Il pm del processo Boettcher nel mirino della 'ndrangheta
MILANO A una settimana dalla sentenza che ha condannato a 23 anni Alexander Boettcher per le aggressioni con l’acido a Stefano Savi e a Giuliano Carparelli, arrivano le minacce al sostituto procurato…

MILANO A una settimana dalla sentenza che ha condannato a 23 anni Alexander Boettcher per le aggressioni con l’acido a Stefano Savi e a Giuliano Carparelli, arrivano le minacce al sostituto procuratore Marcello Musso. Lo riporta il Corriere della Sera nella sua edizione di Milano. E spiega che «se le inchieste per gli agguati con l’acido rappresentano il contesto “pubblico” e più evidente di questa intimidazione, nella lettera si trovano però riferimenti molto specifici e dettagliati ai processi contro trafficanti di droga legati alla ‘ndrangheta che il magistrato sta portando avanti in questi mesi. E che definiscono dunque uno spessore molto più consistente dietro quelle minacce». Chi ha pedinato il pm recapitandogli la missiva potrebbe essere legato alle cosche di ‘ndrangheta impiantate a Milano.
La busta è stata trovata nella serata di domenica, intorno alle 21, dallo stesso pm che ha subito avvertito la Procura generale, quella di Brescia (competente per i casi che riguardano i magistrati milanesi) e il comando provinciale dei carabinieri.
L’impressione è che le persone che hanno pedinato il magistrato e poi imbucato la lettera abbiano sovrapposto due ordini di riferimenti: agli agguati con l’acido e ai trafficanti di droga. «L’analisi del testo – si legge ancora sul Corriere – permette però di ipotizzare che l’ambiente dal quale provengono le minacce sia proprio quello della criminalità organizzata. Un fatto confermato da due elementi: la meticolosità e la costanza con la quale il magistrato è stato più volte pedinato e la costruzione obliqua tipica del messaggio mafioso».
Musso è già stato sotto scorta negli anni passati per le minacce ricevute quando si occupava di indagini antimafia.

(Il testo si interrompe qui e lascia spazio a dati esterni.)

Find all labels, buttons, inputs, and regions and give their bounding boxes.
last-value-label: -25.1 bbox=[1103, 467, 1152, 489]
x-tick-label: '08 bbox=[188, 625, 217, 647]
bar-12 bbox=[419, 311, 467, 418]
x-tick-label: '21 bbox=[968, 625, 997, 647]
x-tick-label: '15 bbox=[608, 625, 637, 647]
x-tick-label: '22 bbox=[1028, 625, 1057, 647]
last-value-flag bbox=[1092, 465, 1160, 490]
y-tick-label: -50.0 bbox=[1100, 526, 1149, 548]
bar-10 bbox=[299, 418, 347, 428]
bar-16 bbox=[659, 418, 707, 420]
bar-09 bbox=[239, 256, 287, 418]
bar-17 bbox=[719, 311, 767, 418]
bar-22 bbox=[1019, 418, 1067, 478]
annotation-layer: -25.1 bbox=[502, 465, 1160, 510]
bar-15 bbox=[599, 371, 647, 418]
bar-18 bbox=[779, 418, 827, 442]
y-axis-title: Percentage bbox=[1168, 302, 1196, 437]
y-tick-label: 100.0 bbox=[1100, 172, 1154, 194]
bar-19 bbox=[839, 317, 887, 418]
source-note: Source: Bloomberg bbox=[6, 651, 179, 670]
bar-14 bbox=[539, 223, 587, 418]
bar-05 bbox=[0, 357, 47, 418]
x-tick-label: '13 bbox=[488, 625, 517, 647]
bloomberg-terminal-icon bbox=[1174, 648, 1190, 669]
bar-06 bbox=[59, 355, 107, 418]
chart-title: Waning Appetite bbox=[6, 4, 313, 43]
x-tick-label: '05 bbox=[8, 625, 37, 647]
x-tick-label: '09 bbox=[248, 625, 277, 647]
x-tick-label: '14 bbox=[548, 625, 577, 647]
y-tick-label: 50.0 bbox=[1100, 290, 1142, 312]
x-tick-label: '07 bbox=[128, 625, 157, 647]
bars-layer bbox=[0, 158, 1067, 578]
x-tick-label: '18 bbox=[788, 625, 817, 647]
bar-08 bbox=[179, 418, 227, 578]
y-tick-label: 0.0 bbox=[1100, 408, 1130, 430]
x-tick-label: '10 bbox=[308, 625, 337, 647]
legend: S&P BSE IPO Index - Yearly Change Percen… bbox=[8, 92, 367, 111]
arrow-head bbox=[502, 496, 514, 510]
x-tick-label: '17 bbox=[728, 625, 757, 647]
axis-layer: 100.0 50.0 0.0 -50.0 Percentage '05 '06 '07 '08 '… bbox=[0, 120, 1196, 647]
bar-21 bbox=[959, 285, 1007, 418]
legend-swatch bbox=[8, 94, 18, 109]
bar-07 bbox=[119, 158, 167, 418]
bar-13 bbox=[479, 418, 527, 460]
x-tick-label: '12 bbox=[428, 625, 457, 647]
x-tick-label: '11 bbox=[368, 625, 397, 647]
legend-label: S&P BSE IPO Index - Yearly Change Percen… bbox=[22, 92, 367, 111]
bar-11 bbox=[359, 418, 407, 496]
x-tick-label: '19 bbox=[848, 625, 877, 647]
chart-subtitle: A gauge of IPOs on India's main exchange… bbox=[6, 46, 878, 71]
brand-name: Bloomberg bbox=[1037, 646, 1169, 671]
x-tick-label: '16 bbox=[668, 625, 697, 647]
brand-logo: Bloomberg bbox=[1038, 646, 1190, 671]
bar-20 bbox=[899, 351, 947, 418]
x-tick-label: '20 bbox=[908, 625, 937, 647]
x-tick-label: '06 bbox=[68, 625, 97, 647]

Ma l’ombra dei clan sembra oggi comparire anche dietro quest’ultima lettera, nella quale compare un esplicito riferimento a uno degli imputati nel processo Pavone, attualmente in corso in primo grado proprio al Tribunale di Milano.
L’inchiesta vede al centro di traffici di cocaina gruppi legati agli ‘ndranghetisti Muscatello, ma anche uomini del clan di Quarto Oggiaro di Francesco «Gianco» Castriotta, condannato in via definitiva a 23 anni (sempre in un’indagine del pm Musso) e latitante da sei anni. Castriotta, peraltro, è uno degli imputati di quest’ultimo processo che, in abbreviato, ha già portato a più di trenta condanne con pene fino a vent’anni.
Il riferimento al trafficante «Gianco» e all’indagine Pavone: «Carabbiniere chi ti sente? Ti piace vedere gente portata in manette… ai cristiani chiedi di aiutarti a trovare il ragazzo scappato per forza che lai di mira di quarto…».